Diagnosticar as estratégias e táticas para acelerar os processos revolucionários nas bases, organizar e estruturar locais para estudos, reuniões, debates, encontros bem como propor meios de autogestão popular nas vilas pobres (associações de bairros, sindicatos livres...) são parte das categorias político–existencial do meio libertário. Há uma confusão propositada, nessa matéria, entre exceções do meio libertário colocadas como regras fixas. O pressuposto libertário são as organizações autônomas, horizontais e independentes livre das hierarquias tradicionais das velhas organizações autoritárias político-partidárias. Existe um neo-anarquismo que busca formação de um “partido anarquista” baseado na equivocada interpretação de partido, diferente da noção de partido que havia no século XIX. Essa tentativa de formação de um partido anarquista já era denunciada por Malatesta numa famosa troca de cartas com Makhno.



O que está absolutamente fora do horizonte do meio libertário é o fator proletário em todas estas pautas em que ele transita. Está recalcado do seu pensamento (o anti-intelectualismo é operante) o fato de que andar de bicicleta não faz cócegas na Ford, GM, Fiat, etc. (muito menos resolve a questão da mobilidade urbana para as massas), que fazer hortas urbanas nem belisca a BRFoods, Kraft e Bünge, e que produzir artesanalmente adereços ou utensílios quaisquer não passam perto da Hering, Zara, Malwee, etc. e que morar em oKupAs não combate as grandes construtoras e imobiliárias, etc.

O trabalhador, mas não apenas ele, é parte fundamental da revolução para o meio libertário. Fala sem saber quem afirma inoperância intelectual na tática do ‘andar de bicicleta’ como um fim em si mesmo. A utilização da bicicleta como meio de propagandear a precariedade do plano diretor das principais cidades brasileiras, também é usada por inúmeras organizações políticas e movimentos sociais. Isso demonstra claramente quanto fraco é o argumento que o meio libertário é ‘culturalista’, que se organiza com fim em si mesmo e por aí a fora.
Vale lembrar que as ocupas na Europa estão lá desde o Maio de 68 e que até hoje são focos de resistência anti-capitalista, estrutural na organização de movimentos sociais e gigantescas intervenções mundialmente assistidas e copiadas durante o século XX até os dias de hoje.

Fica a pergunta: será que a esquerda intelectualizada, assim como os anarco-acadêmicos/especifistas que moram em suas enormes casas, muitos ainda nas de seus pais, em bons bairros luxuosos é que estão a fazer a crítica à especulação imobiliária mantendo esses esteriótipos pequeno-burgueses dia a dia, ‘porque a revolução não é amanhã’ como eles mesmos dizem?

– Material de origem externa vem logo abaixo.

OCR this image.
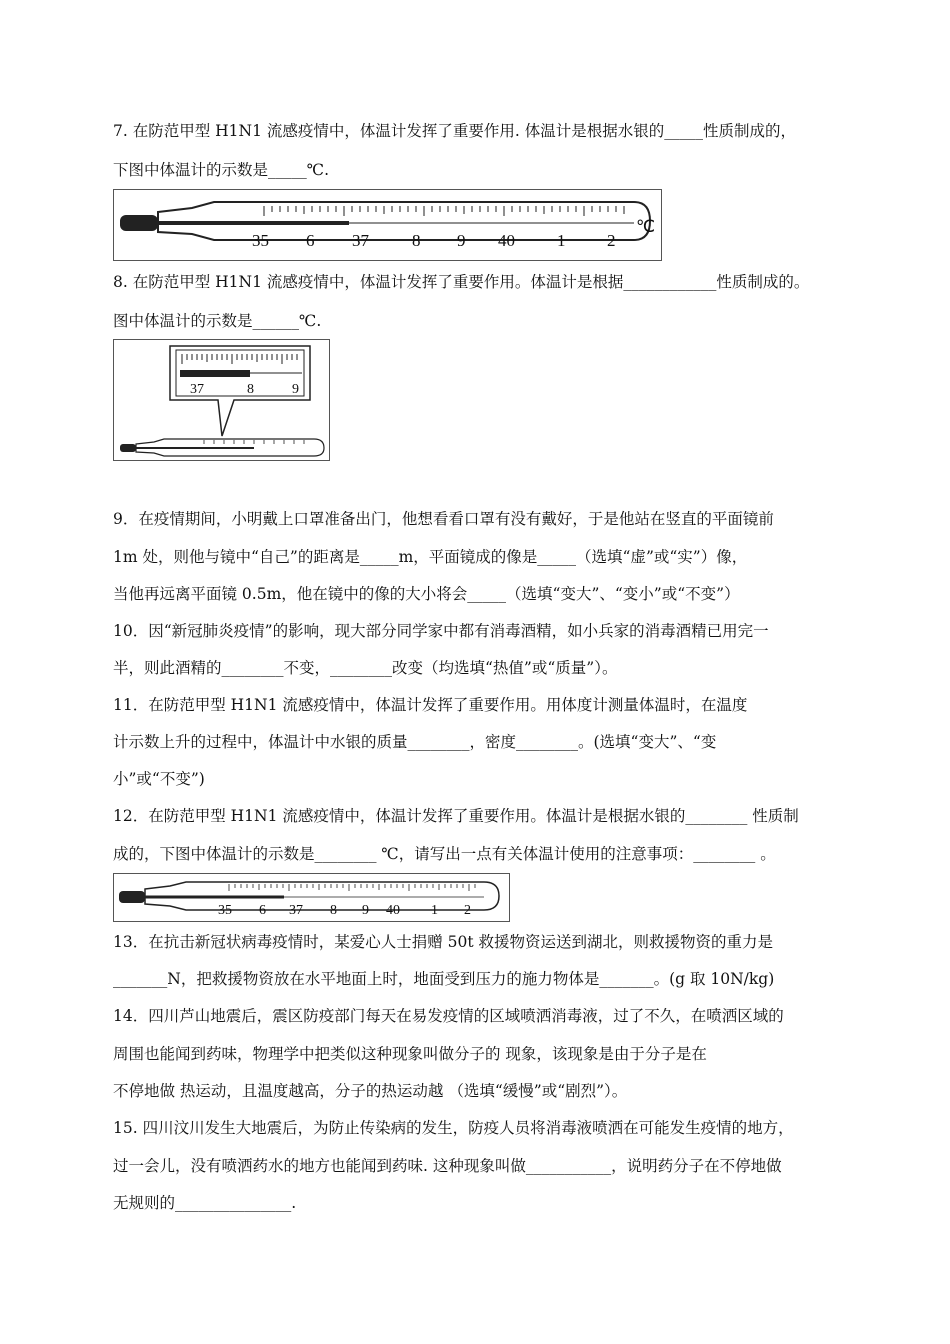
7. 在防范甲型 H1N1 流感疫情中，体温计发挥了重要作用. 体温计是根据水银的_____性质制成的，
下图中体温计的示数是_____℃.
35 6 37	8 9 40 1 2
℃
8. 在防范甲型 H1N1 流感疫情中，体温计发挥了重要作用。体温计是根据____________性质制成的。
图中体温计的示数是______℃.
37	8	9
9．在疫情期间，小明戴上口罩准备出门，他想看看口罩有没有戴好，于是他站在竖直的平面镜前
1m 处，则他与镜中“自己”的距离是_____m，平面镜成的像是_____（选填“虚”或“实”）像，
当他再远离平面镜 0.5m，他在镜中的像的大小将会_____（选填“变大”、“变小”或“不变”）
10．因“新冠肺炎疫情”的影响，现大部分同学家中都有消毒酒精，如小兵家的消毒酒精已用完一
半，则此酒精的________不变，________改变（均选填“热值”或“质量”）。
11．在防范甲型 H1N1 流感疫情中，体温计发挥了重要作用。用体度计测量体温时，在温度
计示数上升的过程中，体温计中水银的质量________，密度________。(选填“变大”、“变
小”或“不变”)
12．在防范甲型 H1N1 流感疫情中，体温计发挥了重要作用。体温计是根据水银的________ 性质制
成的，下图中体温计的示数是________ ℃，请写出一点有关体温计使用的注意事项：________ 。
35 6 37 8 9 40 1 2
13．在抗击新冠状病毒疫情时，某爱心人士捐赠 50t 救援物资运送到湖北，则救援物资的重力是
_______N，把救援物资放在水平地面上时，地面受到压力的施力物体是_______。(g 取 10N/kg)
14．四川芦山地震后，震区防疫部门每天在易发疫情的区域喷洒消毒液，过了不久，在喷洒区域的
周围也能闻到药味，物理学中把类似这种现象叫做分子的 现象，该现象是由于分子是在
不停地做 热运动，且温度越高，分子的热运动越 （选填“缓慢”或“剧烈”）。
15. 四川汶川发生大地震后，为防止传染病的发生，防疫人员将消毒液喷洒在可能发生疫情的地方，
过一会儿，没有喷洒药水的地方也能闻到药味. 这种现象叫做___________，说明药分子在不停地做
无规则的_______________.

E então, indignar-se dentro do meio libertário diante do Comando Revolucionário dos Anarquistas Unidos (CRAU) na televisão é hipocrisia ou falta de autocrítica séria (aquela com desdobramentos políticos). Todavia, infelizmente, a concessão ao ecologicamente correto e a cumplicidade com a sinistra Revolução da Colher não é exclusiva aos “anarquistas”.

Mais tragicamente, assim como os libertadores de animais, o meio libertário e sua principal ferramenta de luta, o boicote, simplesmente “esquecem” que há ainda proletários a unir-se no mundo e locais de produção a ser tomados.

Vale lembrar que a pulverização da reprodução da produção capitalista e suas especificidades mais refinadas para se conservar nos levaram a buscar em nossa criatividade meia e maneiras de continuar a propagandear a luta proletária diferente dos antigos métodos coptados pelo sistema. Métodos esses que se tornaram ineficazes pela entrega feita da antiga esquerda que sentiu necessidade de articular alianças espúrias com inimigos de classe para se manter viva e entregou organizações populares de bandeja para os grandes empresários transnacionais.
Assim como andar de bicicleta, boicotar empresas, ocupar casas, são meio de propagandear a autogestão popular e também ganhar tempo para reorganizar as lutas pela guerra social.